Photon Spheres and shadow of Schwarzschild black hole on the EUP framework

TL;DR

This paper explores how the Extended Uncertainty Principle (EUP) modifies the properties of Schwarzschild black holes, affecting photon spheres and shadows, and uses observational data to constrain EUP parameters.

Contribution

It establishes a direct link between EUP and black hole metrics, deriving thermodynamic and optical properties, and constrains EUP parameters using observational data.

Findings

Photon sphere radius increases with EUP parameters.

Black hole shadow size decreases with EUP parameters.

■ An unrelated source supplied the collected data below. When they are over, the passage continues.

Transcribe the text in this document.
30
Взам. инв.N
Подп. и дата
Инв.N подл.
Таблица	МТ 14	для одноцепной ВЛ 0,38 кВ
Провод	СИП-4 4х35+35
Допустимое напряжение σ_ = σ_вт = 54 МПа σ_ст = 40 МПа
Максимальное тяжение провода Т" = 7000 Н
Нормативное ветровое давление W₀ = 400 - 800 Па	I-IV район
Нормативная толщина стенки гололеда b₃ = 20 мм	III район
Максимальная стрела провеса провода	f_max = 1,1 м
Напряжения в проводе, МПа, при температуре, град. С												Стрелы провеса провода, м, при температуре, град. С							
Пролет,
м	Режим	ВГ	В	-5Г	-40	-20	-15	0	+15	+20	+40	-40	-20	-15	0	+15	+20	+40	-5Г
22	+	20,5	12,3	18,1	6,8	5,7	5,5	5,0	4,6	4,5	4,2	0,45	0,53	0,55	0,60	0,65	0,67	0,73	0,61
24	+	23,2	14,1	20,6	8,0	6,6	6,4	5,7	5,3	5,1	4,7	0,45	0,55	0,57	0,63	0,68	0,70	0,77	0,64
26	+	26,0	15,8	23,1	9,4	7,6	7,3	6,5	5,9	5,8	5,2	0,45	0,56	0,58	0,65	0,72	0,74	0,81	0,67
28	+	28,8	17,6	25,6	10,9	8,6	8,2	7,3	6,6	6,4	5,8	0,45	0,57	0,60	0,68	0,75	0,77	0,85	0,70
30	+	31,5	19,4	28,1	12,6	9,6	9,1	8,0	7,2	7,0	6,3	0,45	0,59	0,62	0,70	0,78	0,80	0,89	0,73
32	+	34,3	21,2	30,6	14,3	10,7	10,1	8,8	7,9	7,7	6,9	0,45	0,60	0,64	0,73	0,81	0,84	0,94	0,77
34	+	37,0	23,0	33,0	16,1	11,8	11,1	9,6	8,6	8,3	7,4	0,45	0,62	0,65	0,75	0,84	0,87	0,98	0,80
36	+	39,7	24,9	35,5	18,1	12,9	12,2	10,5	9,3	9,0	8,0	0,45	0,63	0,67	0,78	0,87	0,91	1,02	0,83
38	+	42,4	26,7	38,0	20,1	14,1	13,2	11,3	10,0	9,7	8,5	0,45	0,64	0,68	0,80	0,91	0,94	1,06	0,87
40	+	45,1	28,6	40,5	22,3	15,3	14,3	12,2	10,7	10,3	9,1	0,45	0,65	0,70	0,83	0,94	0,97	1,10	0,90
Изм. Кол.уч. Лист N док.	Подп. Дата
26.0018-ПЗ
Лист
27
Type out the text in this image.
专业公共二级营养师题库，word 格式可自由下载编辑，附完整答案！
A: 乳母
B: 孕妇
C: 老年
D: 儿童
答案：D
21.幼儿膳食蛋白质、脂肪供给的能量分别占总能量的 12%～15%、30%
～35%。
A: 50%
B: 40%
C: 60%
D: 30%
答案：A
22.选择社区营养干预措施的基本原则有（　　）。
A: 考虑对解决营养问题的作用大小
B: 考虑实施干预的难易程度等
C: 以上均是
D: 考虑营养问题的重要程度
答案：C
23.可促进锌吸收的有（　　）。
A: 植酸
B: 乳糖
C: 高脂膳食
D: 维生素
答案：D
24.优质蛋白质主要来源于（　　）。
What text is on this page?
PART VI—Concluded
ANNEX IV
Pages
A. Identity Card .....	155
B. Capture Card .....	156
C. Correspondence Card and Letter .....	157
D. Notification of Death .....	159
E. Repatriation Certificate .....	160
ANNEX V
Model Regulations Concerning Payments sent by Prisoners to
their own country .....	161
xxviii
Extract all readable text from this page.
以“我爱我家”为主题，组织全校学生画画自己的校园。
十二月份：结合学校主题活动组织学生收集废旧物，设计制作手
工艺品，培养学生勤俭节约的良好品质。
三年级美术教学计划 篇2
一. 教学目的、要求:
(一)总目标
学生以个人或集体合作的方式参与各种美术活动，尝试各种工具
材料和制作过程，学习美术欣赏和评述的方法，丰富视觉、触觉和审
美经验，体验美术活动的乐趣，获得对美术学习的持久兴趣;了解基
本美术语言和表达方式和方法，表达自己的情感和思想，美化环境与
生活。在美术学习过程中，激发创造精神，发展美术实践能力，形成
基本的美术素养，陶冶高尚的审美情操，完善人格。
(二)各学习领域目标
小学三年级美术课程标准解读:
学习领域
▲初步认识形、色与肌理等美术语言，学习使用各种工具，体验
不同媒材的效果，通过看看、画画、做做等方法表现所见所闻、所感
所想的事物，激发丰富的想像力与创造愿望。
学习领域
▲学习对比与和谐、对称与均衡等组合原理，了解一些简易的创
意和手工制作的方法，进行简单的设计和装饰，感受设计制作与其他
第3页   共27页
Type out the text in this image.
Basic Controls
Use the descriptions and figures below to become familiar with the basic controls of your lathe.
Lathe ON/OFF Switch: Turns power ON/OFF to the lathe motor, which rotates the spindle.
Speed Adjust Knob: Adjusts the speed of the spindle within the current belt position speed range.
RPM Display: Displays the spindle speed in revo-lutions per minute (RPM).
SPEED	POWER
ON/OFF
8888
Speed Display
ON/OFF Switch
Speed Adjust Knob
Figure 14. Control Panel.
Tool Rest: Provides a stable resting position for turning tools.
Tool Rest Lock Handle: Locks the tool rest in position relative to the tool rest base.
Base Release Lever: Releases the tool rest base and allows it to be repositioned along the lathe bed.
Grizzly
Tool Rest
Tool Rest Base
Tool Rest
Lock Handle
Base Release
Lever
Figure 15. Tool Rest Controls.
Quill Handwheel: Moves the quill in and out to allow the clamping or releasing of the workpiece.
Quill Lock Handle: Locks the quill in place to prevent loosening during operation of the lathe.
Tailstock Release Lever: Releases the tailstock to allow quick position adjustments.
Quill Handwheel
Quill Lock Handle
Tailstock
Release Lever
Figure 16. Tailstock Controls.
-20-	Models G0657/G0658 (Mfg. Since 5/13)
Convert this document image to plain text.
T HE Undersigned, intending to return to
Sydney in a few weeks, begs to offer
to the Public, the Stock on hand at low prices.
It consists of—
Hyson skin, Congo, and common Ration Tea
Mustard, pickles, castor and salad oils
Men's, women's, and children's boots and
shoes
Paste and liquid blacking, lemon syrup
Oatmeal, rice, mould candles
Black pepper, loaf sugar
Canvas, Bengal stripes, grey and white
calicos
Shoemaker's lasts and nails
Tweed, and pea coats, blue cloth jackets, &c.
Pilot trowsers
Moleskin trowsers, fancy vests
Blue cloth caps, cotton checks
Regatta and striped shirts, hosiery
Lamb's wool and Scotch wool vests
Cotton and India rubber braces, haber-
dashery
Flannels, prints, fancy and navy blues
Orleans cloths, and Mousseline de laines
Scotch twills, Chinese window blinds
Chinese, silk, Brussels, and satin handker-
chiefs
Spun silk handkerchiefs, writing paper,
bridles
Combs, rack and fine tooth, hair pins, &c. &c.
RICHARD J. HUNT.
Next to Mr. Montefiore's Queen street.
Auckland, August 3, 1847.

Event horizon remains unchanged under EUP modifications.

Abstract

An explicit correspondence is established between the Extended Uncertainty Principle (EUP) and the metric function by directly relating the radiation temperature function modified by EUP to the modified spacetime metric. Utilising this modified metric, we subsequently derive the corresponding thermodynamic quantities of the black hole, and calculate the photon sphere radius and the size of the black hole shadow. The results of the study indicate that, in comparison with Schwarzschild black holes, the position of the event horizon remains constant under EUP modifications. However, the photon sphere radius increases with growing EUP parameters, while the shadow size decreases with increasing parameters, demonstrating that EUP induces optical shift phenomena. By comparing with observations of the galactic centre black hole $\text{Sgr}{{\text{A}}^{*}}$ from the Event Horizon Telescope, new constraints are established on EUP parameters.